NNSL (July 28/99) - Electoral boundary discussion will continue past the next election if recommendations from the Standing Committee on Government Operations are accepted.

The report itself was unavailable by press time.

Still, committee chair Roy Erasmus' comments Monday at a clause by clause review session left little doubt the committee favours a "sunset clause" in their recommendations to change the bill that adds five additional seats to the NWT legislature in Yellowknife, Inuvik and Hay River.

That clause would repeal the five additional seats the bill proposes as of the dissolution of the next legislature.

"The vast majority of presenters before the committee agreed with this idea," Erasmus told the committee Monday morning about the sunset clause.

"A sunset clause would make it clear that the ridings put in place by Bill 15 are only a temporary fix to a legal problem, not a long-term resolution of constitutional issues."

Erasmus made it clear the committee would recommend the premier adopt a 2-2-2 model for cabinet make-up.

That model would hold for two members to be from Yellowknife, two from Northern ridings and two from southern ridings.

The debate centres around whether the 2-2-2 proposal be in legislation or be left unsaid.

"While cabinet is generally supportive of this proposal, it is our view that this type of representation is more properly established by convention," Premier Jim Antoine told the committee Monday.

Former premier Don Morin peppered Antoine with arguments against that stance before the assembly.

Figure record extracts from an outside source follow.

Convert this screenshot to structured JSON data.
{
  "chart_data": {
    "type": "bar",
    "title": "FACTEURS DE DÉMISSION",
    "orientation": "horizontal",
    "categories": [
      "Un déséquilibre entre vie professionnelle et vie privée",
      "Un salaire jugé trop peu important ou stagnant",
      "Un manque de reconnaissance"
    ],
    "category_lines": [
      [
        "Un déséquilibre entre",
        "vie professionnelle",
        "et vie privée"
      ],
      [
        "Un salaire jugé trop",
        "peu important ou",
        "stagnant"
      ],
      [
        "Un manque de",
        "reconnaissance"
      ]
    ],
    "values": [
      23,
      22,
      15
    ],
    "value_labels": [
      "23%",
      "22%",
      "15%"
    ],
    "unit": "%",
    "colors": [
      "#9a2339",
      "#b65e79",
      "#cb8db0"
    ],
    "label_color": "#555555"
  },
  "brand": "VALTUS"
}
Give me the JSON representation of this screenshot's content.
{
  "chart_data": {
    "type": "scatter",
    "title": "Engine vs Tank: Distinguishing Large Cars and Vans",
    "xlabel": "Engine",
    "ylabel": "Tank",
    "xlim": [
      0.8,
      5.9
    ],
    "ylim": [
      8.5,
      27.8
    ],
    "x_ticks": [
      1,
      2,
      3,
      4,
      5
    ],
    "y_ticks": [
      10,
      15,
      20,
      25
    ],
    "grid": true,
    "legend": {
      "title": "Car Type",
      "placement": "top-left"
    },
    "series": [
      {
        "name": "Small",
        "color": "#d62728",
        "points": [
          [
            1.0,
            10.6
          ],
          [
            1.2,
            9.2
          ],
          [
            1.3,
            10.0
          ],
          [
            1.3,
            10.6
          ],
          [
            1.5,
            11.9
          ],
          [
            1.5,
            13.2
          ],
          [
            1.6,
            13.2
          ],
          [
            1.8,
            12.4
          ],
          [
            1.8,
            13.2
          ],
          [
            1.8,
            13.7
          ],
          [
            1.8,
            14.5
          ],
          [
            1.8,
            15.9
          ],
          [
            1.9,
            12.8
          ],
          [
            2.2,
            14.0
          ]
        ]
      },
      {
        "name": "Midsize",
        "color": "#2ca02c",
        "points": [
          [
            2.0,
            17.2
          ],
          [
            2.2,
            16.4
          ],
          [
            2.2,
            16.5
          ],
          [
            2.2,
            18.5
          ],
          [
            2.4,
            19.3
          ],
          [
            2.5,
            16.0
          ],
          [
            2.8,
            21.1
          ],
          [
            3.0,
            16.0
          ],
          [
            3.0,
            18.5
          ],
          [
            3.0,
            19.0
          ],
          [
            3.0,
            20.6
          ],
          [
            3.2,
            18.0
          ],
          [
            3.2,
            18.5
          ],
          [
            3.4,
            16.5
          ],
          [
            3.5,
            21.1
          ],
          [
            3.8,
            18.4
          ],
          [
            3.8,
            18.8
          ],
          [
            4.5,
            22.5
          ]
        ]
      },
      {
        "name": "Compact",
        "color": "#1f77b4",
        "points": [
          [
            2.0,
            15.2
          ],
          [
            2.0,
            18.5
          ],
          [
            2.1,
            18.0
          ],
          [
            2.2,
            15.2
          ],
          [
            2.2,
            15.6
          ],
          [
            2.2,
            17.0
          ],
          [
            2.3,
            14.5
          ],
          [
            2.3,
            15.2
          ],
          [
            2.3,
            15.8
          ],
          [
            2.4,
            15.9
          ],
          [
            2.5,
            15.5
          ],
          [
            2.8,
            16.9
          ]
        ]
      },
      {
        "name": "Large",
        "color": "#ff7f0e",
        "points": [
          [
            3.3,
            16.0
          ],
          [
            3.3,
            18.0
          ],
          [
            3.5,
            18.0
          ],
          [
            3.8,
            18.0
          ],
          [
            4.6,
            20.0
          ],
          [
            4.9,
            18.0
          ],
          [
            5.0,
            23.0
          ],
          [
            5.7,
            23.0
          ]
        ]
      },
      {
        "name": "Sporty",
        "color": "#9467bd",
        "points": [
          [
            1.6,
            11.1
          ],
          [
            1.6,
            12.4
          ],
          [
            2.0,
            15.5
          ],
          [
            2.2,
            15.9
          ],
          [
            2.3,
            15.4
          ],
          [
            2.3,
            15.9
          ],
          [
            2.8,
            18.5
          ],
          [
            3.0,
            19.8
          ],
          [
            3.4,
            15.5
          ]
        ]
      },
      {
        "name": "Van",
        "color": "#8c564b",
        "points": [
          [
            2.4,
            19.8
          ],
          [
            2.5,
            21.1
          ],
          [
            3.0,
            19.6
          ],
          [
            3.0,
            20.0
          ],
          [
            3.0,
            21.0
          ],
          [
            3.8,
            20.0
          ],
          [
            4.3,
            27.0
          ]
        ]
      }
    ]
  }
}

"There is no convention because we haven't done that (before,)" he said.

"Putting (the recommendation) in legislation would give the public the opportunity to listen to the debate."

Antoine answered that putting the 2-2-2 formula in legislation would unduly bind the hands of the next legislature while Morin essentially countered that the legislature could extend its own deadline by a stroke of a pen.

A final major likely committee proposal Erasmus addressed was the creation of a constitutional and electoral reform commission.

"Committee members feel that it is crucial that a process be set in place now to resolve our constitutional questions before the end of the next assembly," he said.

The committee was set to table its report in the legislature yesterday.